Switch     Rédigé par Aronaar     Dim 13 Oct 2024     0 Coms et 269 Vues
Bien loin des productions de Telltale, baissant en qualité à force de réutiliser les mêmes schémas et d’être réalisées à une vitesse trop soutenue, DONTNOD avait su insuffler quelque chose de frais dans les jeux « à haute valeur narrative ajoutée » avec Life is Strange. En 2018, le studio était de retour aux affaires avec Vampyr, un titre se situant dans cette filiation de narration soignée, tout en ayant un pan de gameplay bien plus développé. Et il est vrai qu’incarner un docteur vampire en pleine grippe espagnole, dans une Angleterre émergeant de l’ère victorienne, c’est un cadre alléchant ! Mais si cette formule apporte du sang neuf, l’ombre des erreurs commises dans Remember Me se ressent dans cette aventure nocturne, mitigeant les aspirations du jeu. Enquêtons au cœur de Londres, ami Lecteur, et n’oubliez pas vos pilules !

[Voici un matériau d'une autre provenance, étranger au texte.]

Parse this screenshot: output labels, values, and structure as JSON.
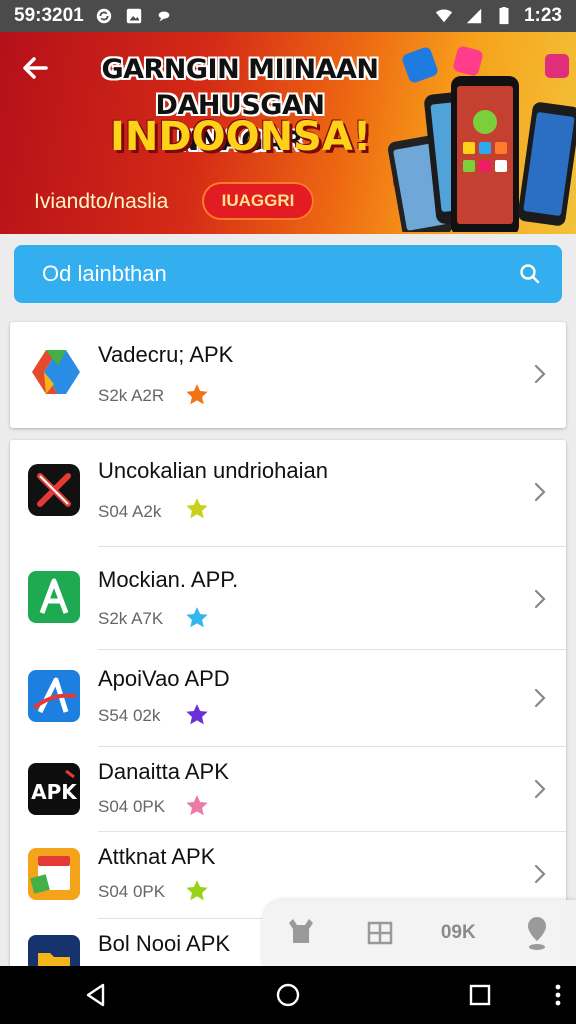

Les choix seront l'essence du jeu.


Douze rêves pour la Reine Rouge sous sa couronne de pierre

1918. L’Europe finit à peine de trembler après un conflit d’une magnitude ahurissante, Jonathan Reid, médecin de son état, regagne l’Angleterre après avoir été au front.
Les retrouvailles avec son Albion sont toutefois interrompues brutalement par un personnage inconnu qui, semble-t-il, l’assassine…
Mais le bon docteur finit par reprendre conscience, au milieu d’un charnier dont il s’extrait, en proie à la panique. Une soif épouvantable l’étreint, soif qu’il étanche avec la première personne vivante qu’il croise. Et le jeu continue d’être brutal, puisque cette personne n’est autre que sa sœur Mary !
Épouvanté, Jonathan fuit ensuite une sorte de milice voulant sa mort, se rend compte que le soleil le brûle, il finit par trouver refuge dans une maison en quarantaine.
Las de tous cela, se croyant dans un cauchemar, il se tire une balle en pleine poitrine pour mettre fin à ces horreurs…
Pour se réveiller la nuit suivante, en relative bonne santé- une simple balle ne suffirait pas à abattre un vampire ! Rapidement, il fait la connaissance du Dr Swansea, qui, par chance, fait partie d’une confrérie secrète étudiant les buveurs de sang. Cette nouvelle connaissance lui offre un poste de nuit à l’hôpital Pembroke, car loin d’être un banal praticien, Reid est en plus fameux pour ses techniques innovantes de transfusion sanguine !
Bon, ça et le nom « Reid » qui se lit pratiquement comme red, « rouge » en anglais, DONTNOD a eu la main un peu lourde au niveau de la prédestination (ou du symbolisme gratuit, selon votre interprétation). Quoi qu’il en soit, maintenant que Jonathan a retrouvé un statut de gentleman britannique et docteur attitré, il peut s’investir dans sa quête : trouver qui est le vampire ayant fait de lui sa Descendance, se venger et enrayer l’épidémie de grippe espagnole qui frappe de plein fouet Londres.
Le tout, au fil de l’aventure, se retrouvant inextricablement lié…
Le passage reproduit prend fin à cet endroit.